- UPGRADE GRAPHICS CARD FOR MACBOOK AIR THUNDERBOLT FULL
- UPGRADE GRAPHICS CARD FOR MACBOOK AIR THUNDERBOLT PRO
I’m interested to see if the later models such as the 670 GTX work with this setup. It works well and doesn’t consume as much power as the GTX 580. I have the GTX 570 in my desktop machine to edit uncompressed raw on using CUDA in DaVinci Resolve. The power supply is the same as that from a desktop PC and it is required by the NVidia graphics card. This allows the other adapters to sit somewhere convenient and not right next to your laptop.
UPGRADE GRAPHICS CARD FOR MACBOOK AIR THUNDERBOLT FULL
The tutorial points out you need to buy the full PE4L-EC060A package which includes a SWEX adapter to keep your external power supply turned on. This adapts the 10Gbps Thunderbolt port on the MacBook Air to 5Gbps ExpressCard.īPlus PE4L V2.1 ExpressCard to PCI-Express adapter ($70)

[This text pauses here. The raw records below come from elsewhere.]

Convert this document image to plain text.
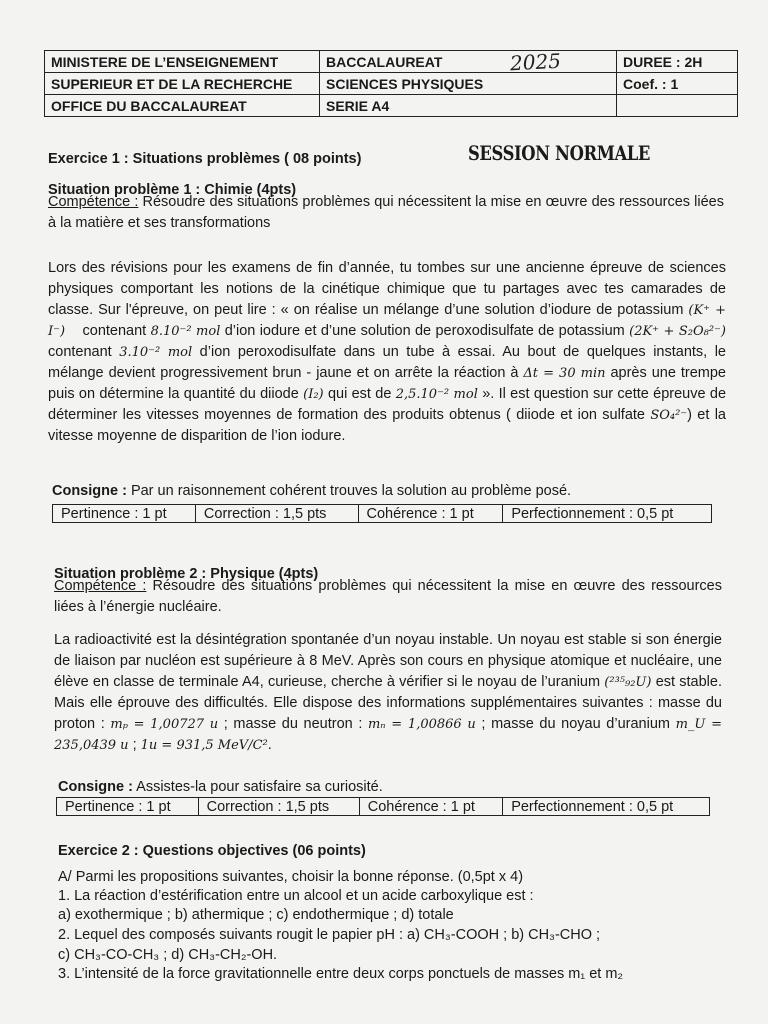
MINISTERE DE L’ENSEIGNEMENT	BACCALAUREAT	DUREE : 2H
SUPERIEUR ET DE LA RECHERCHE	SCIENCES PHYSIQUES	Coef. : 1
OFFICE DU BACCALAUREAT	SERIE A4	
2025
Exercice 1 : Situations problèmes ( 08 points)	SESSION NORMALE
Situation problème 1 : Chimie (4pts)
Compétence : Résoudre des situations problèmes qui nécessitent la mise en œuvre des ressources liées à la matière et ses transformations
Lors des révisions pour les examens de fin d’année, tu tombes sur une ancienne épreuve de sciences physiques comportant les notions de la cinétique chimique que tu partages avec tes camarades de classe. Sur l'épreuve, on peut lire : « on réalise un mélange d’une solution d’iodure de potassium (K⁺ + I⁻)    contenant 8.10⁻² mol d’ion iodure et d’une solution de peroxodisulfate de potassium (2K⁺ + S₂O₈²⁻) contenant 3.10⁻² mol d’ion peroxodisulfate dans un tube à essai. Au bout de quelques instants, le mélange devient progressivement brun - jaune et on arrête la réaction à Δt = 30 min après une trempe puis on détermine la quantité du diiode (I₂) qui est de 2,5.10⁻² mol ». Il est question sur cette épreuve de déterminer les vitesses moyennes de formation des produits obtenus ( diiode et ion sulfate SO₄²⁻) et la vitesse moyenne de disparition de l’ion iodure.
Consigne : Par un raisonnement cohérent trouves la solution au problème posé.
Pertinence : 1 pt	Correction : 1,5 pts	Cohérence : 1 pt	Perfectionnement : 0,5 pt
Situation problème 2 : Physique (4pts)
Compétence : Résoudre des situations problèmes qui nécessitent la mise en œuvre des ressources liées à l’énergie nucléaire.
La radioactivité est la désintégration spontanée d’un noyau instable. Un noyau est stable si son énergie de liaison par nucléon est supérieure à 8 MeV. Après son cours en physique atomique et nucléaire, une élève en classe de terminale A4, curieuse, cherche à vérifier si le noyau de l’uranium (²³⁵₉₂U) est stable. Mais elle éprouve des difficultés. Elle dispose des informations supplémentaires suivantes : masse du proton : mₚ = 1,00727 u ; masse du neutron : mₙ = 1,00866 u ; masse du noyau d’uranium m_U = 235,0439 u ; 1u = 931,5 MeV/C².
Consigne : Assistes-la pour satisfaire sa curiosité.
Pertinence : 1 pt	Correction : 1,5 pts	Cohérence : 1 pt	Perfectionnement : 0,5 pt
Exercice 2 : Questions objectives (06 points)
A/ Parmi les propositions suivantes, choisir la bonne réponse. (0,5pt x 4)
1. La réaction d’estérification entre un alcool et un acide carboxylique est :
a) exothermique ; b) athermique ; c) endothermique ; d) totale
2. Lequel des composés suivants rougit le papier pH : a) CH₃-COOH ; b) CH₃-CHO ;
c) CH₃-CO-CH₃ ; d) CH₃-CH₂-OH.
3. L’intensité de la force gravitationnelle entre deux corps ponctuels de masses m₁ et m₂
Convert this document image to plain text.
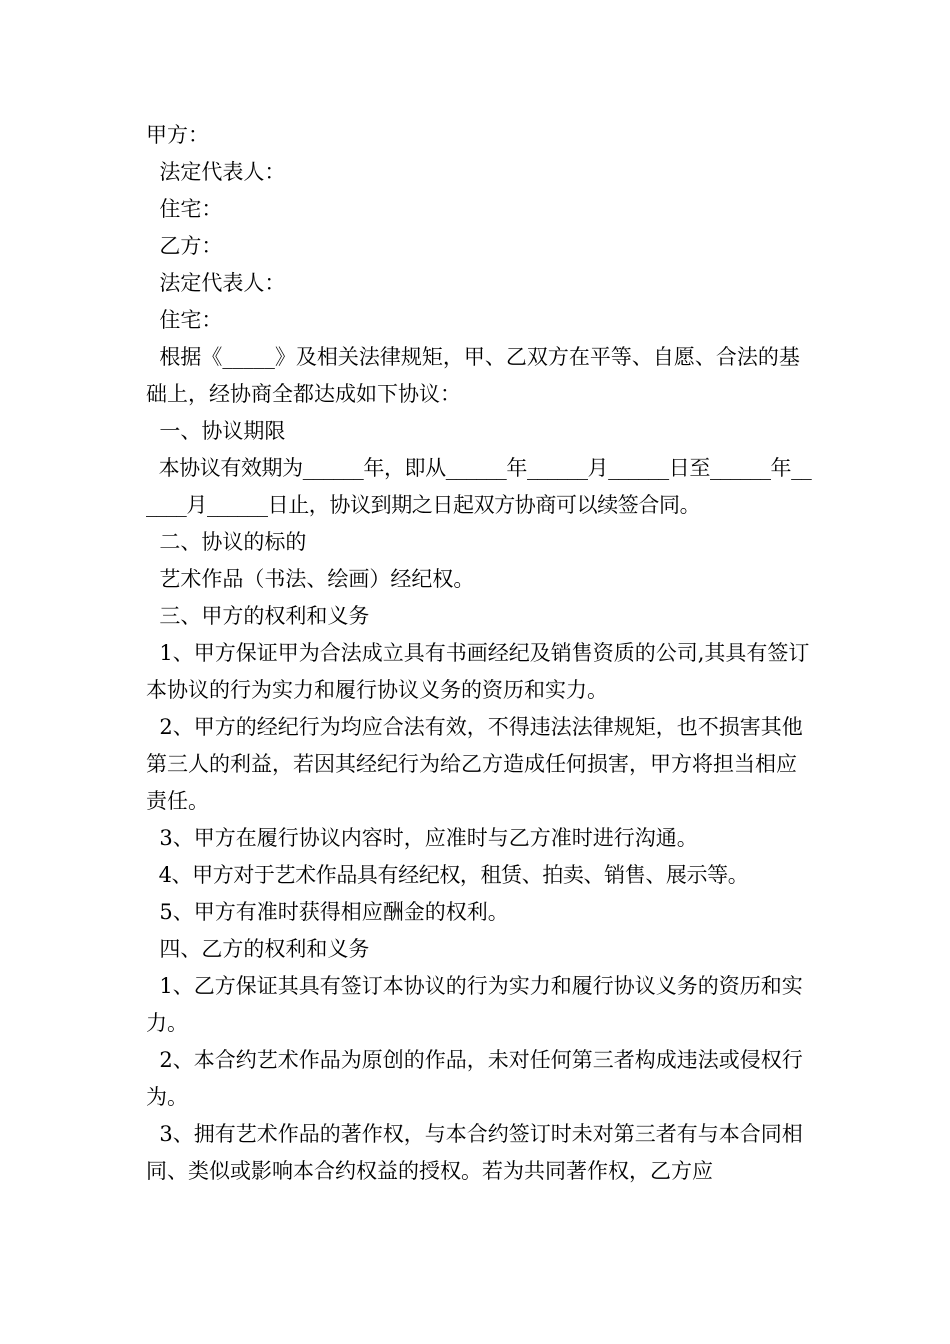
甲方：

法定代表人：

住宅：

乙方：

法定代表人：

住宅：

根据《_____》及相关法律规矩，甲、乙双方在平等、自愿、合法的基础上，经协商全都达成如下协议：

一、协议期限

本协议有效期为______年，即从______年______月______日至______年______月______日止，协议到期之日起双方协商可以续签合同。

二、协议的标的

艺术作品（书法、绘画）经纪权。

三、甲方的权利和义务

1、甲方保证甲为合法成立具有书画经纪及销售资质的公司,其具有签订本协议的行为实力和履行协议义务的资历和实力。

2、甲方的经纪行为均应合法有效，不得违法法律规矩，也不损害其他第三人的利益，若因其经纪行为给乙方造成任何损害，甲方将担当相应责任。

3、甲方在履行协议内容时，应准时与乙方准时进行沟通。

4、甲方对于艺术作品具有经纪权，租赁、拍卖、销售、展示等。

5、甲方有准时获得相应酬金的权利。

四、乙方的权利和义务

1、乙方保证其具有签订本协议的行为实力和履行协议义务的资历和实力。

2、本合约艺术作品为原创的作品，未对任何第三者构成违法或侵权行为。

3、拥有艺术作品的著作权，与本合约签订时未对第三者有与本合同相同、类似或影响本合约权益的授权。若为共同著作权，乙方应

UPGRADE GRAPHICS CARD FOR MACBOOK AIR THUNDERBOLT PRO
Sonnet Echo ExpressCard Pro ($134 at B&H) In this tutorial posted at Techniferno by a forum user you need the following parts to get it working: The 2013 MacBook Air has a Thunderbolt port and USB 3.0 (as does my MacBook Air which is a 2012 model) and the solution is to attach an Expresscard adapter for 5Gbps 2.0 PCI bus speeds to the Thunderbolt port and a further adapter from Expresscard to PCIExpress, then a lot of fuss to get the laptop to use this external graphics board instead of the puny integrated Intel chipset. If and when they come along – hopefully they won’t be mounted in a shoebox lid… The more important thing here for me is that it PROVES high performance external desktop graphics can work via Thunderbolt and that laptops could soon get external NVidia or AMD solutions which you buy off a shelf and sit on your desk. This isn’t an accessory you’ll want to put in a suitcase and travel with! Which begs the question – why not just use a desktop? This solution involves running Windows 7 on your MacBook Air and a PCI-Express desktop graphics card sat on top of an adapter and an external power supply. If you need CUDA and ‘good enough’ graphics performance for Resolve I recommend the Macbook Pro Retina 15″ with NVidia 650M GT and 1GB of dedicated graphics DDR3. Well with $250 worth of parts it is possible to do already.įirst of all it is worth pointing out clearly that this solution is a total hack and not a dummy-proof way of adding powerful NVidia graphics and CUDA to your Macbook. Since the advent of very high speed ports like Thunderbolt many have speculated as to when external graphics adapter cards are coming to laptops.